The largest tropical wetland on the planet has experienced an alarming number of man-made fires this month, and experts fear the worst may be yet to come as the dry season intensifies.
Since the start of July, Brazil’s National Institute for Space Research has detected 1,573 fires within the country’s Pantanal region—the highest number recorded for the month in 22 years of records. During the first six months of 2020, the number of Pantanal fires more than doubled compared with the same period last year, impacting an estimated 1.5 million acres of land. Fire season in the Pantanal region normally peaks in September, meaning the situation could worsen, posing a severe threat to the wetlands’ unique biodiversity and to a population already reeling from Covid-19.
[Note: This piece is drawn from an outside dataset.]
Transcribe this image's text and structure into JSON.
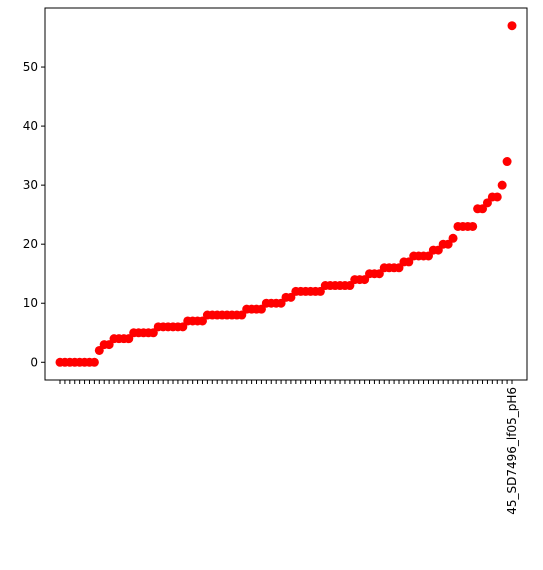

“The situation is serious,” said Marcos Rosa, the technical coordinator of MapBiomas, a Brazilian research initiative that produces land cover maps for the country. “We have a huge number of fires in some areas that are usually wet wetlands [in July].”
The Pantanal is a 42 million acre wetland spanning southwestern Brazil, Bolivia, and Paraguay. It’s renowned for plant and animal life, which helped a portion of it gain recognition as a UNESCO World Heritage Site. An estimated 4,700 different plants and animals call the Pantanal home, including jaguars, caimans, giant anteaters, capybaras, hyacinth macaws (the world’s largest parrot), and hundreds of fish species. All of the Pantanal’s denizens are adapted to the ebb and flow of water that enters this vast floodplain from upland savannahs during the rainy season from October to April, creating rivers of grass and giant water lily fields that slowly drain during the dry season.
The Pantanal is also adapted to fire,to an extent. Natural, lightning-sparked fires have always occurred during the dry season, and Indigenous people have long used fire to effectively manage their land. But today, it’s not uncommon for fires set by people to escape control and balloon in size, creating an unnatural situation that threatens wild ecosystems. The risk of large, out of control fires is especially high during droughts, when the wetlands transform into tinderbox-like grasslands. And this year, the Pantanal is dry.
Poor rains in the headwaters of the Paraguay River that delivers nutrients and water to the Pantanal mean that seasonally-flooded wetlands dried out sooner than expected. “We have all these grasslands around Paraguay River free of floods now and very dry,” said Geraldo Damasceno, an ecologist at the University of Mato Grosso do Sul. “So everything is burning now.”
While Damasceno hasn’t been out in the field due to the coronavirus pandemic, he suspects some of the fires have escaped control and are having a “great impact on vegetation right now.”
Large, out of control fires can also severely impact native animals, either killing them directly or destroying their habitat, notes Danilo Ribeiro, a biologist at the University of Mato Grosso do Sul who studies the effects of fires on Pantanal fauna.
“When we have so [little] water, then animals that are typical from water, like caimans and capybaras, will go out of the water to search for food,” said Ribeiro. “And if the fire gets those animals in those places, they will die. We could expect that the fires this year will kill much more animals than they normally kill.”
On July 15, the Brazilian government issued a decree banning fires for 120 days in both the Amazon rainforest and the Pantanal. (Climate scientists have warned that the southern Amazon could also face a particularly intense, fire-filled dry season this year, partly due to an unusual buildup of heat in the tropical Atlantic.) However, Brazilian scientists who spoke with Motherboard are doubtful that the fire ban will have much of an effect, citing both a lack of enforcement and a perception that President Bolsonaro’s government doesn’t care if citizens follow environmental rules.
“We haven’t seen a government position that is strong enough to tell the people that they have to follow the law,” said Ane Alencar, the science director at the Amazon Environmental Research Institute. Indeed, Brazil’s space agency has detected more than 1,000 additional fires in the Pantanal since the ban went into force.
Meanwhile, the state of Mato Grosso do Sul has declared a state of emergency in the Pantanal and is now receiving support from military aircraft to help douse the flames. In his emergency decree, the state’s governor cited both the environmental impact of the fires and the health risks posed by high smoke levels, which could exacerbate respiratory problems among a population already reeling from Covid-19.
“The smoke from these big fires travels very far,” Ribeiro said. “So it will increase the respiratory problems of people. People will have to go to the hospitals, and we will lose some places that could be used for people with Covid.”